# About to buy something for the first time from Nehru Place, need suggestions.



## sam9953 (Aug 8, 2012)

Hi guys, I am going to a new laptop probably from Nehru Place, this friday. I have always done all my computer hardware related shopping from usually Wazirpur computer market or somewhere else but this time I am going to Nehru Place. 
I want to know which are the best shops in Nehru Place for laptops and all, where is that I can find the cheapest price for my laptop as I have some budget constraints. Plus, is that the same price rules over all the shops of the market or does it differ from shop to shop?
I am planning to buy HP G6 2005ax so if you guys know any place in Delhi apart form Nehru Place, from where I can get it at a really cheap price then please do share.


----------



## cute.bandar (Aug 9, 2012)

> Plus, is that the same price rules over all the shops of the market or does it differ from shop to shop?

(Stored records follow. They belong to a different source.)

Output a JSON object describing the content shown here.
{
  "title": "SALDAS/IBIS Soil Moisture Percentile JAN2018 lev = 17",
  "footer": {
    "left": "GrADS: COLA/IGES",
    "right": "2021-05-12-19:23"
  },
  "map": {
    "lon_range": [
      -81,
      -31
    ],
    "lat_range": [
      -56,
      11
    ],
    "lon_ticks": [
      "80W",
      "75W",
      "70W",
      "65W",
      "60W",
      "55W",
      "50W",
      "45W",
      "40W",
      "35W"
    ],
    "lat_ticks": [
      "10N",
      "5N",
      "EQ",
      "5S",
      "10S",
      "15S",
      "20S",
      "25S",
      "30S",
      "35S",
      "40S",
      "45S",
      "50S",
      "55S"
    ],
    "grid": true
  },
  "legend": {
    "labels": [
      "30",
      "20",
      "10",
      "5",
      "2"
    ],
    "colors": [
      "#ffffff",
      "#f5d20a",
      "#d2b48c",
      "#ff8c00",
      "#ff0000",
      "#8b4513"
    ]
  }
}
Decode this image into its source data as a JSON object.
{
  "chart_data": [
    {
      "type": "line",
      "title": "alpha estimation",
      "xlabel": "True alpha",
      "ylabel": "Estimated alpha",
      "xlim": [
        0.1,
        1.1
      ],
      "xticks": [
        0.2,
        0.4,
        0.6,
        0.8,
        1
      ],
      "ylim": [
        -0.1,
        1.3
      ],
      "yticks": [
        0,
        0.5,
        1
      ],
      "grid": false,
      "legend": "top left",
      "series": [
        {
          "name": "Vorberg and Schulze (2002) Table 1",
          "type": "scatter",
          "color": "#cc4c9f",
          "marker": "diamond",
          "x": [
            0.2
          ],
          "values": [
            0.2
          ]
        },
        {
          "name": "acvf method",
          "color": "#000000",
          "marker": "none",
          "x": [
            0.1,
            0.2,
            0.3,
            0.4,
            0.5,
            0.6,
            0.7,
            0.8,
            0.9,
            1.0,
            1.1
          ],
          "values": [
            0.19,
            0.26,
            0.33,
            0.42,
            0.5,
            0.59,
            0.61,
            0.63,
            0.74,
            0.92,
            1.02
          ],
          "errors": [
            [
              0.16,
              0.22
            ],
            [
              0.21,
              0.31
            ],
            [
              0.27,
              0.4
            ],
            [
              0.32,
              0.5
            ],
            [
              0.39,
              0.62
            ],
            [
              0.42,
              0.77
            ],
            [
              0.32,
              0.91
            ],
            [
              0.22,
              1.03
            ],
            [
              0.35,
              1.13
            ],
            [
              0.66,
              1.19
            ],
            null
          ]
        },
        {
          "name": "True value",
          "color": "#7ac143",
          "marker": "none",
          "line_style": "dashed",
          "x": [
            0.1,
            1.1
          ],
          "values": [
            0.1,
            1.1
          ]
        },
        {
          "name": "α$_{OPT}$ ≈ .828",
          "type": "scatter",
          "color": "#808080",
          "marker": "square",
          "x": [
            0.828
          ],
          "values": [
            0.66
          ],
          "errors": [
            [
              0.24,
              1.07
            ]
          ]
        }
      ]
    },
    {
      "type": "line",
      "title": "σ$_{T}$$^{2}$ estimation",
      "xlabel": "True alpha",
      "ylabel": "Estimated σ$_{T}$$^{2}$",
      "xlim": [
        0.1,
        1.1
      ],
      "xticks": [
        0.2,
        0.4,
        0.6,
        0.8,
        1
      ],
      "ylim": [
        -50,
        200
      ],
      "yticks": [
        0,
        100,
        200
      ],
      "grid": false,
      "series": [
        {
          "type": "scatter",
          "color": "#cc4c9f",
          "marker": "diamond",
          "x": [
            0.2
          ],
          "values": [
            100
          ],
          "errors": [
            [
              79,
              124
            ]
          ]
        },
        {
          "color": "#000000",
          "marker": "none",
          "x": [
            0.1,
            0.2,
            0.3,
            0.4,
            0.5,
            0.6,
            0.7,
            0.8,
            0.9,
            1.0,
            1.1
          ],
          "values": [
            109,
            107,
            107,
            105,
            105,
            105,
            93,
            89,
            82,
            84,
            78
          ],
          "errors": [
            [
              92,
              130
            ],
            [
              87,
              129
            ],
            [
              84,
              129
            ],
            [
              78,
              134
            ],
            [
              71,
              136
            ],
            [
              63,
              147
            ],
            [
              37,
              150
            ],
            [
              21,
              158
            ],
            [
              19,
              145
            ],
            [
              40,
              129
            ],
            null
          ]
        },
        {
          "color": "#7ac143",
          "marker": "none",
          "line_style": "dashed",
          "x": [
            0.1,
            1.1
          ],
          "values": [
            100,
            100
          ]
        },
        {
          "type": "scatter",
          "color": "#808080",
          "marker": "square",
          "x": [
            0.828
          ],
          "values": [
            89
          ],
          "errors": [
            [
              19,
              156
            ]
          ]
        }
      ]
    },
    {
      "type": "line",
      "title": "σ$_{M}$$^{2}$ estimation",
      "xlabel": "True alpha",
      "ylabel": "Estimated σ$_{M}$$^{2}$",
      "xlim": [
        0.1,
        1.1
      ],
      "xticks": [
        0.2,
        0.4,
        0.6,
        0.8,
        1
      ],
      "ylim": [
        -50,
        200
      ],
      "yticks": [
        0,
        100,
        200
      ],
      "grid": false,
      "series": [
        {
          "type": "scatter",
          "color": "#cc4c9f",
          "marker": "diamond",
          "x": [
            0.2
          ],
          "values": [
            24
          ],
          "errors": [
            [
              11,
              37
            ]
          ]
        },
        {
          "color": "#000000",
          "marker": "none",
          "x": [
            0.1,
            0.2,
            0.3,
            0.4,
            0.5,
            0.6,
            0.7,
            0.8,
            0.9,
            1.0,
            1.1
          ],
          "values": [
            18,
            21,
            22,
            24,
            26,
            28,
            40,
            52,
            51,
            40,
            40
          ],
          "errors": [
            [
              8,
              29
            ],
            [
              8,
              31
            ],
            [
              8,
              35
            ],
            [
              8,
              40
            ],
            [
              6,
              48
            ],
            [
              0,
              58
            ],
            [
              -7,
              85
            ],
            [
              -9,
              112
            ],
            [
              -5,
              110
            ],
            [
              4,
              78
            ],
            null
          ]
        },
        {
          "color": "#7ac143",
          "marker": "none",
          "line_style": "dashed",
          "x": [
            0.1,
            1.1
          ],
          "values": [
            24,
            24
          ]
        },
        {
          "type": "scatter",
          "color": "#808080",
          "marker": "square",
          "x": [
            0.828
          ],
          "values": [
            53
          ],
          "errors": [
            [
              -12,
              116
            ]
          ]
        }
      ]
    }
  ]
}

 It varies from shop to shop in my experience. Example : I got quotes of rs.650 - 900 for the same brand of ram.
Cheapest shop in Nehru place that I know of is costtocost. There was a thread , warning users against costtocost. But I do all my computer shopping from there only as its cheap and they give the proper bill and everything. I don't know about buying laptops from costtocost though


----------



## Hrishi (Aug 9, 2012)

Man , that place has lots of possibilities for those willing to bargain.
I have purchased mine and couple of other laptops for friends from there and always found considerable price difference , so it would be really good to check couple of shops before buying.

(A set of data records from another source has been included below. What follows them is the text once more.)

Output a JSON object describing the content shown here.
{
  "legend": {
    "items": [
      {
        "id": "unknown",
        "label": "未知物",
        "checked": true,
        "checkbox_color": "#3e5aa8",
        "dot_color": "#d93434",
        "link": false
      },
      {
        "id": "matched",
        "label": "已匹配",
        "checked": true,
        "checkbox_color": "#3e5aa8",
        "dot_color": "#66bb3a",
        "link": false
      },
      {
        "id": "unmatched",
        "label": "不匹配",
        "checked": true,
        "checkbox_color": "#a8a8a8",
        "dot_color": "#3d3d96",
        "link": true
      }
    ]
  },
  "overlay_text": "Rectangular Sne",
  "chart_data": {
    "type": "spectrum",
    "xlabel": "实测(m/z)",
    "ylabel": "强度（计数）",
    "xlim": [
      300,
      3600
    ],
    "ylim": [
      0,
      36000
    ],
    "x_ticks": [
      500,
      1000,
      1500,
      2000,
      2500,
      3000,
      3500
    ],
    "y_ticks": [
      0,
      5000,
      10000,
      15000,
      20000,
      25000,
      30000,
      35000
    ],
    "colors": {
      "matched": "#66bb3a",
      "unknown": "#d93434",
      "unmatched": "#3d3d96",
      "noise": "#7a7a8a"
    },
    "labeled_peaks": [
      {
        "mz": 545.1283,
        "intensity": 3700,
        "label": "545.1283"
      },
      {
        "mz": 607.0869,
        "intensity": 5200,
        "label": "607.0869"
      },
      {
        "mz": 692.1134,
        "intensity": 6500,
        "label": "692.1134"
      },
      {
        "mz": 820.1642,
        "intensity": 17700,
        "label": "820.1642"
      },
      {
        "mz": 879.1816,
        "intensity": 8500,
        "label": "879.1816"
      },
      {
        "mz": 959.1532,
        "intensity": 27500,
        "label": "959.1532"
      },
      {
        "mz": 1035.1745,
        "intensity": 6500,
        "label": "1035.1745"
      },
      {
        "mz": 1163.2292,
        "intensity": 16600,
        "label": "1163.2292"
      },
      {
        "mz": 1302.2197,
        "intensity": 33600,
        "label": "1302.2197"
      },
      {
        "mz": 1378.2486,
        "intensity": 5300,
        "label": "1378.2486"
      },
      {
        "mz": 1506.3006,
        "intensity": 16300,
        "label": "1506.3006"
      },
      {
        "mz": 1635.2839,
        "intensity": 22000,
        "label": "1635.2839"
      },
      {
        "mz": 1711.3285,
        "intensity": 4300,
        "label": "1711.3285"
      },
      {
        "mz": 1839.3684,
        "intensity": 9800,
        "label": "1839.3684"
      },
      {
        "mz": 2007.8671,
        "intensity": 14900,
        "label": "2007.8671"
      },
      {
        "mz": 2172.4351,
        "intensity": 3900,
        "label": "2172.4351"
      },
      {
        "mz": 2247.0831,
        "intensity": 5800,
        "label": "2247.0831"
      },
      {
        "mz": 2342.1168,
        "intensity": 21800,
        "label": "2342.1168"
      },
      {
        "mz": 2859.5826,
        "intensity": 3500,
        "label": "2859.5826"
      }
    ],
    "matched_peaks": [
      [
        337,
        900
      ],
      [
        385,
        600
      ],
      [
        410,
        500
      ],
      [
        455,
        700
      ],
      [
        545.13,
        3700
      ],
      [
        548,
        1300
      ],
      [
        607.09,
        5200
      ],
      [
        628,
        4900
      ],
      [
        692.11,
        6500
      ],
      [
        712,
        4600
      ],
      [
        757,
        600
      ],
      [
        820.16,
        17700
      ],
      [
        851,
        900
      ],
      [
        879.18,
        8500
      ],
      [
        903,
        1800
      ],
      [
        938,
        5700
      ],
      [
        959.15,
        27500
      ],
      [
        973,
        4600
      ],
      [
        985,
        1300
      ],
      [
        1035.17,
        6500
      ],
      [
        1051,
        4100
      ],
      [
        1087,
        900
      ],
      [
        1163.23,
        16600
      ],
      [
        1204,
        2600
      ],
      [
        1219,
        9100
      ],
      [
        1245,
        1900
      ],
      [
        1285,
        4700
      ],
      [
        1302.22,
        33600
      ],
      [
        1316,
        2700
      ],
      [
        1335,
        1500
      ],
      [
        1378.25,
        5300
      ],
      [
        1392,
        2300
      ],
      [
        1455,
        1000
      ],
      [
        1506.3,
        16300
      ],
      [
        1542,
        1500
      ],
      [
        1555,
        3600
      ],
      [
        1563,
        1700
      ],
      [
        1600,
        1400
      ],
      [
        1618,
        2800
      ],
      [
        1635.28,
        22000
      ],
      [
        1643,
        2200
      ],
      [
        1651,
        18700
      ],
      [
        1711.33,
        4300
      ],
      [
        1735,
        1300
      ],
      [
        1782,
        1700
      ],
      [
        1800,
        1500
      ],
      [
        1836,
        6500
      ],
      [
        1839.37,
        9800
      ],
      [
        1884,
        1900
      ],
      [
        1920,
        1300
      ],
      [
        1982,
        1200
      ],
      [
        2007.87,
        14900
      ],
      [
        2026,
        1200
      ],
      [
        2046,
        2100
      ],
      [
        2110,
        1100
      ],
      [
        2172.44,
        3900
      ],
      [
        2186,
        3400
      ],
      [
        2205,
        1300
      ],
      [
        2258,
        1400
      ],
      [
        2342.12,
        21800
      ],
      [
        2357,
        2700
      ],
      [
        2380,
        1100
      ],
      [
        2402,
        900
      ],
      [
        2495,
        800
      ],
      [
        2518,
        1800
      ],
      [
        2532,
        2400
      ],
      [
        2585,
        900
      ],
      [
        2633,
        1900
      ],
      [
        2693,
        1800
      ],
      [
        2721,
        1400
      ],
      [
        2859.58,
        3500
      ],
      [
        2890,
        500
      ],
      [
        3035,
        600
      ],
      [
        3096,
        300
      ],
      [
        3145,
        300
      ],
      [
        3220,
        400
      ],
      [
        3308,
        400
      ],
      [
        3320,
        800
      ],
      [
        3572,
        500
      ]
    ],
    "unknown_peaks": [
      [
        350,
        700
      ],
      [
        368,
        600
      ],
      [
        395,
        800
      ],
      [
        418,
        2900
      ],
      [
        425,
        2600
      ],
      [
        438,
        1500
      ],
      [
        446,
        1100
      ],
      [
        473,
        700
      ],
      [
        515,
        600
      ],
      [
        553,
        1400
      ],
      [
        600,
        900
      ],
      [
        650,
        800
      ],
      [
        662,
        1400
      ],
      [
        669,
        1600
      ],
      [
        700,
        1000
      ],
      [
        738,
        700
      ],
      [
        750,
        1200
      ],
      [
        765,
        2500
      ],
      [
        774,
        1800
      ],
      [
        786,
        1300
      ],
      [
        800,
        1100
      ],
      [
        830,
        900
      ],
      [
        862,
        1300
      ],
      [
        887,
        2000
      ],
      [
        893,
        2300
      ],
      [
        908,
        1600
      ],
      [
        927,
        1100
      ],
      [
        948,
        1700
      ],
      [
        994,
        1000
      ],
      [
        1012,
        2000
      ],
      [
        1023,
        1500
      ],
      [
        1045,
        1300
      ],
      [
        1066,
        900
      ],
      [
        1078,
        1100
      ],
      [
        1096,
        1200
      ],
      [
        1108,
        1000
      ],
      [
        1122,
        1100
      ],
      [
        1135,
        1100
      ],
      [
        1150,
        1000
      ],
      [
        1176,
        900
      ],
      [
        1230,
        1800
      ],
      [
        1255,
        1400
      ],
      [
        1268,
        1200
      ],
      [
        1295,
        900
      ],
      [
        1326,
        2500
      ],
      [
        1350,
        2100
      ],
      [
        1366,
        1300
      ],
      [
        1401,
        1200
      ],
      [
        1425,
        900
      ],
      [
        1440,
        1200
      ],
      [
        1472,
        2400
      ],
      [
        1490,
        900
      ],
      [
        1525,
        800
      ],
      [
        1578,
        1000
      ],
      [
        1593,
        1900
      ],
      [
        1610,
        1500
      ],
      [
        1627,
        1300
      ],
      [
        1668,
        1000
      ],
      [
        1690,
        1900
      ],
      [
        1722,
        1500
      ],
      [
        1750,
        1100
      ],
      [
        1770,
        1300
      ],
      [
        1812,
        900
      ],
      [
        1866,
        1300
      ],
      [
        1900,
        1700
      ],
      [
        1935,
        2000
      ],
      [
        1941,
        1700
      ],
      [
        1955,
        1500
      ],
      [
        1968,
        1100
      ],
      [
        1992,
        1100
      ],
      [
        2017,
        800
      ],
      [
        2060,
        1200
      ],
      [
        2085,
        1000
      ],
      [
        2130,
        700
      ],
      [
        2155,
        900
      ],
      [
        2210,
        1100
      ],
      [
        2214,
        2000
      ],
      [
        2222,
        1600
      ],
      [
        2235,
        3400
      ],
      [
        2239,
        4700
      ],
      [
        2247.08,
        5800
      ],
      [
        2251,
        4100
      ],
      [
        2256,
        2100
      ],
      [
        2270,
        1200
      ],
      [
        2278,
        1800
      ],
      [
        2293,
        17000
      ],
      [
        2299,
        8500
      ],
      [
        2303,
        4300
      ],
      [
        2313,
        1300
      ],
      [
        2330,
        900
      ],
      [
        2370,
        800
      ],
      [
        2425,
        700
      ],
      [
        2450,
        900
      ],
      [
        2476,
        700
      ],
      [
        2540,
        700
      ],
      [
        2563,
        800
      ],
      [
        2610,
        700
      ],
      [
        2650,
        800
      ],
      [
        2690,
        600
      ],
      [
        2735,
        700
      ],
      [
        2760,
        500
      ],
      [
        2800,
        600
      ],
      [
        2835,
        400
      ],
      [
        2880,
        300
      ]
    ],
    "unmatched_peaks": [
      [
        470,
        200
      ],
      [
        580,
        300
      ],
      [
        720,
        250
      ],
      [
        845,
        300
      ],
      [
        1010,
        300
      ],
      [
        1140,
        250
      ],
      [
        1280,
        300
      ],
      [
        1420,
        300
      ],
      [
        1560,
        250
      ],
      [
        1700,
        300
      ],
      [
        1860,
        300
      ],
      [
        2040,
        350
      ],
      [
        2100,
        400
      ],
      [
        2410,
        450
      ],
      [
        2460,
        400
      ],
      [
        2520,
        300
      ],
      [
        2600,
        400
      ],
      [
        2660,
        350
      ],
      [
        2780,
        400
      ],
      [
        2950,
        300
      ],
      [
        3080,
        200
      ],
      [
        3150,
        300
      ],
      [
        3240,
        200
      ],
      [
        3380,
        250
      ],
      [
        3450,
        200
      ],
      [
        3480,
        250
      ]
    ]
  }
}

Most of the times ,not all the big shops will offer cheaper price.

AFAIK , about cost to cost , it really offers a very good price but I am pretty sure they don't sell laptops.
Cost to cost is my first preference when it comes to Dekstop peripherals.


----------



## digitaltab (Aug 9, 2012)

and cheaper than cost to cost is COMPUTER EMPIRE , i doubt if they sell laptop but for desktop hardware and laptop accessories, this is good.


----------



## Faun (Aug 9, 2012)

Don't fall to the sweet tongue of sellers there


----------



## sam9953 (Aug 9, 2012)

Plus guys can you tell me about those shops which are good and cheap and SELL LAPTOPS.


Faun said:


> Don't fall to the sweet tongue of sellers there



Can I ask what do you mean by that?


----------



## Faun (Aug 9, 2012)

^^Go with a list of what you want to purchase with expected price. Do not give in to other offers by the sellers. They only offer or recommend product where they have higher profit margins.


----------



## sam9953 (Aug 9, 2012)

Faun said:


> ^^Go with a list of what you want to purchase with expected price. Do not give in to other offers by the sellers. They only offer or recommend product where they have higher profit margins.



Ah okay, you have said it pretty clearly. Thanks.


----------



## asingh (Aug 10, 2012)

All the laptop brands have show rooms there.


----------



## sam9953 (Aug 10, 2012)

asingh said:


> All the laptop brands have show rooms there.



But I am sure these showrooms will offer me a higher price for the same product which I can get from these small shops or private authorised dealers.


----------



## Hrishi (Aug 10, 2012)

sam9953 said:


> But I am sure these showrooms will offer me a higher price for the same product which I can get from these small shops or private authorised dealers.



Much higher...  atleast 1k bucks or more.
But for satisfactions , people tend to spend more .


----------